Please join us for the March installment of the 2018-2019 Digital Futures Discovery Series, a year-long program led by Harvard's Digital Futures Consortium that explores the ongoing transformation of scholarship through innovative technology.
This month's presentation showcases the groundbreaking techniques scholars are developing to tackle the increasingly challenging task of conducting digital research. Manually searching through more than 46 million digital records is an intractable research task. This is what lay ahead of Ben as a Digital Humanities Associate Fellow at the United States Holocaust Memorial Museum, as he sought to aggregate the death certificate reference cards of individuals who perished in concentration camps during the Holocaust—cards scattered throughout the International Tracing Service digital archive. By automating the retrieval of data through template matching and machine learning, Ben used every-day technology to power his algorithm and produce results with 100% precision and accuracy. To find needles in a digital haystack, Ben built a magnet, and in his talk he’ll share how he did it.

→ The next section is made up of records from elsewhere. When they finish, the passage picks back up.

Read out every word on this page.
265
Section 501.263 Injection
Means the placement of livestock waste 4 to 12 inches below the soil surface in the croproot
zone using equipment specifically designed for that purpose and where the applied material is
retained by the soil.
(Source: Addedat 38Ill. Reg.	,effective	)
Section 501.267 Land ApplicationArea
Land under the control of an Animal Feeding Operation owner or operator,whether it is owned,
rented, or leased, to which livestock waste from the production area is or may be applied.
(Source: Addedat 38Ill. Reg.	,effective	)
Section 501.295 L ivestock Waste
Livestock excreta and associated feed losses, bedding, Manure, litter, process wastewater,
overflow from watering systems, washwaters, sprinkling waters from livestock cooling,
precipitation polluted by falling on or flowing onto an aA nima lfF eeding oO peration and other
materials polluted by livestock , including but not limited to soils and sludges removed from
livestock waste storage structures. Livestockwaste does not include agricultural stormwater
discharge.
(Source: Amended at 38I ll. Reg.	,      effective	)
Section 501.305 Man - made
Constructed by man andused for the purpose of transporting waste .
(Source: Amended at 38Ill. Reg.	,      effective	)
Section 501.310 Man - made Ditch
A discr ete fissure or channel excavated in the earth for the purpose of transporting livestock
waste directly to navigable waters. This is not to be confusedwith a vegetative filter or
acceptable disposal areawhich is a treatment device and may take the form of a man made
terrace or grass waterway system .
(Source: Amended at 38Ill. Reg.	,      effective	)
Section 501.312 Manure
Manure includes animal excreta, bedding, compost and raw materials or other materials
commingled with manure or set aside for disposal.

Benjamin Charles Germain Lee is currently in the Ph.D. Program in Computer Science & Engineering at the University of Washington. He graduated summa cum laude from Harvard College in 2017, where he received the Thomas T. Hoopes Prize for “extraordinary undergraduate research,” was named a Harvard Undergraduate Science Research Fellow and a John Harvard Scholar, and was later named a visiting fellow in the Department of History.